Researchers have a used a number of methods to work around lack of explicit labelled training data. For example, current neural net software lets us train the entire multi-layer as a unit. Then we need correct outputs only for the final layer. This type of training optimizes the early layers only for this specific task. However, it may be possible to quickly adapt this "pre-trained" layer for use in another task, using only a modest amount of new training data for the new task.
For example, the image colorization algorithm shown below learns how to add color to black and white images. The features it exploits in the monochrome images can also (as it turns out) be used for object tracking.
from Zhang, Isola, Efros
Colorful Image Colorization
For this colorization task, the training pairs were produced by removing color from
color pictures. That is, we subtracted information and learned to restore it.
This trick for producing training pairs has been used elsewhere. For example, the
BERT system trains natural language models by masking off words in training sentences,
and learning to predict what they were.
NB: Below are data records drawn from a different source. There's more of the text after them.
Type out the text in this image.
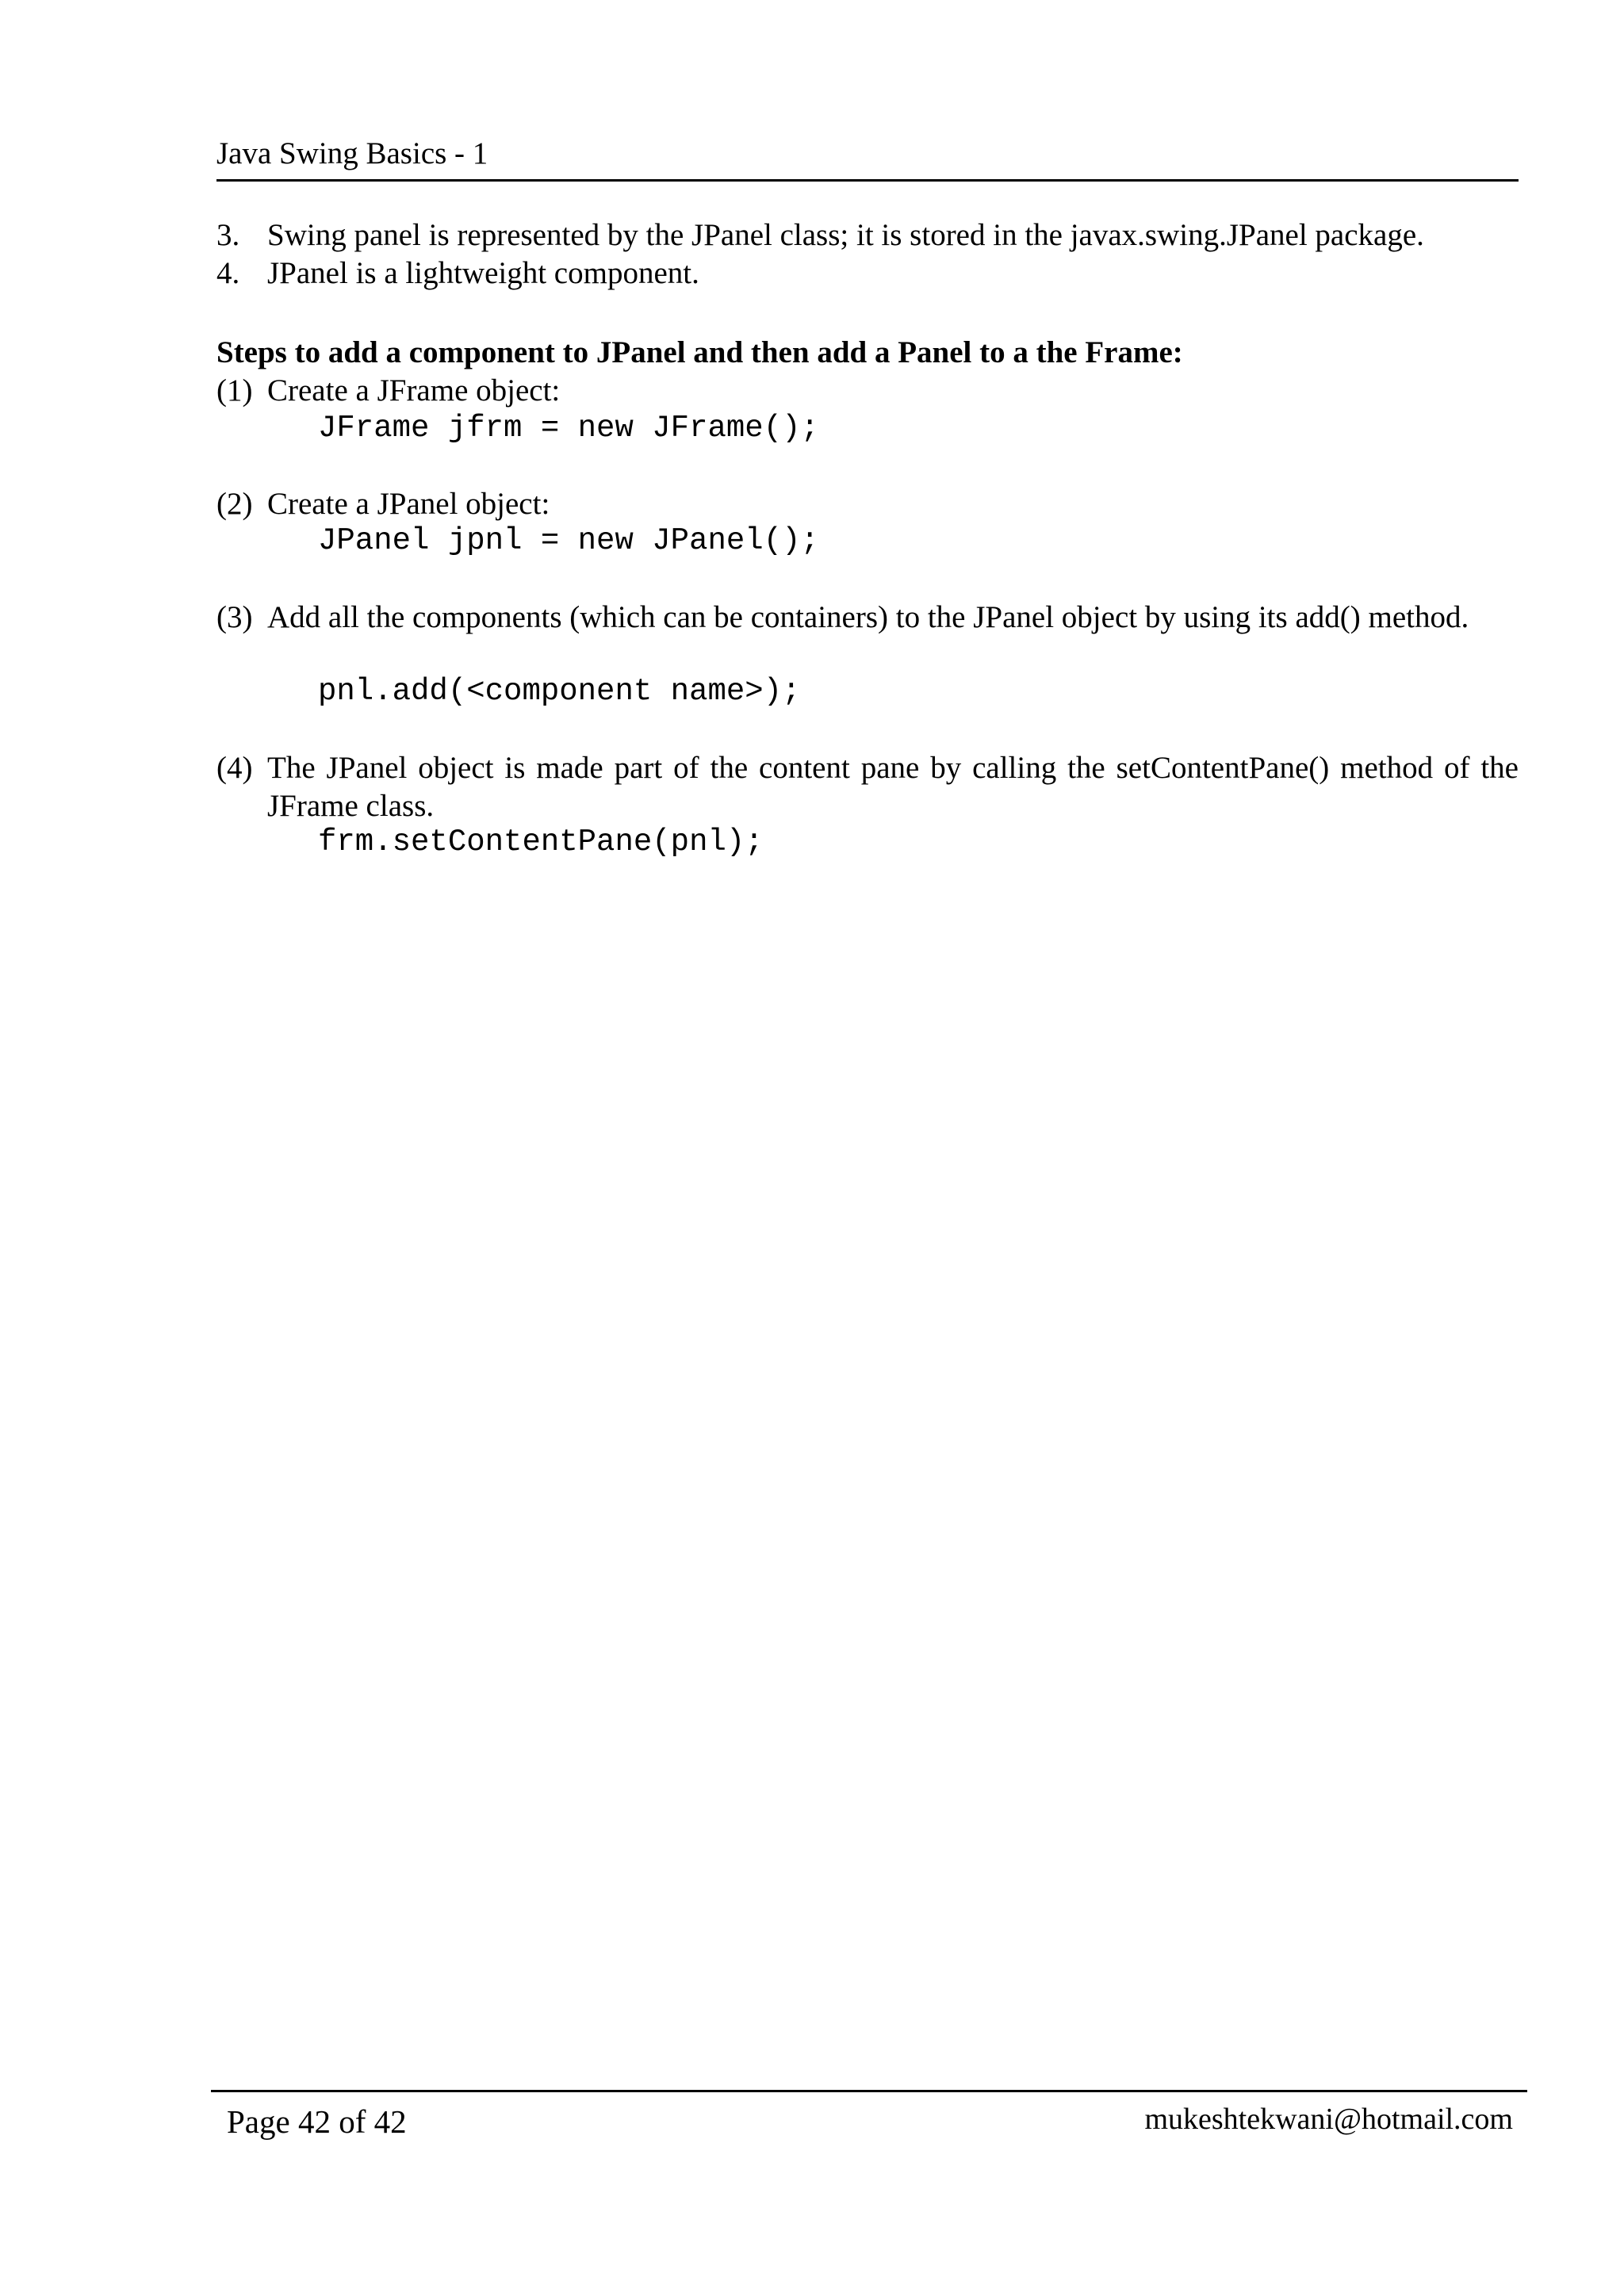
Java Swing Basics - 1
3. Swing panel is represented by the JPanel class; it is stored in the javax.swing.JPanel package.
4. JPanel is a lightweight component.
Steps to add a component to JPanel and then add a Panel to a the Frame:
(1) Create a JFrame object:
JFrame jfrm = new JFrame();
(2) Create a JPanel object:
JPanel jpnl = new JPanel();
(3) Add all the components (which can be containers) to the JPanel object by using its add() method.
pnl.add(<component name>);
(4) The JPanel object is made part of the content pane by calling the setContentPane() method of the JFrame class.
frm.setContentPane(pnl);
Page 42 of 42	mukeshtekwani@hotmail.com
Similarly, the pictures below illustrate
that we can learn to fill in missing image content, by creating training images with
part of the content masked off.
from Pathak et al. "Context Encoders: Feature Learning by
Inpainting"
Another approach is self-supervision, in which the learner experiments with the world to find out new information. Examples of self-supervision include
The main challenge for self-supervised methods is designing ways for a robot to interact with a real, or at least realistic, world without making it too easy for the robot to break things, injury itself, or hurt people.
"Semi-supervised" algorithms extract patterns from unannotated data, combining this with limited amounts of annotated data. For example, a translation algorithm needs some parallel data from the two languages to create rough translations. The output can be made more fluent by using unannotated data to learn more about what word patterns are/aren't appropriate for the output language. Similarly, we can take observed pauses in speech and extrapolate the full set of locations where it is appropriate to pause (i.e. word boundaries).
"Unsupervised" algorithms extract patterns entirely from unannotated data. These are much less common than semi-supervised methods. Sometimes so-called unsupervised methos actually have some implicit supervision (e.g. sentence boundaries for a parsing algorithm). Sometimes they are based on very strong theoretical assumptions about how the input must be structured.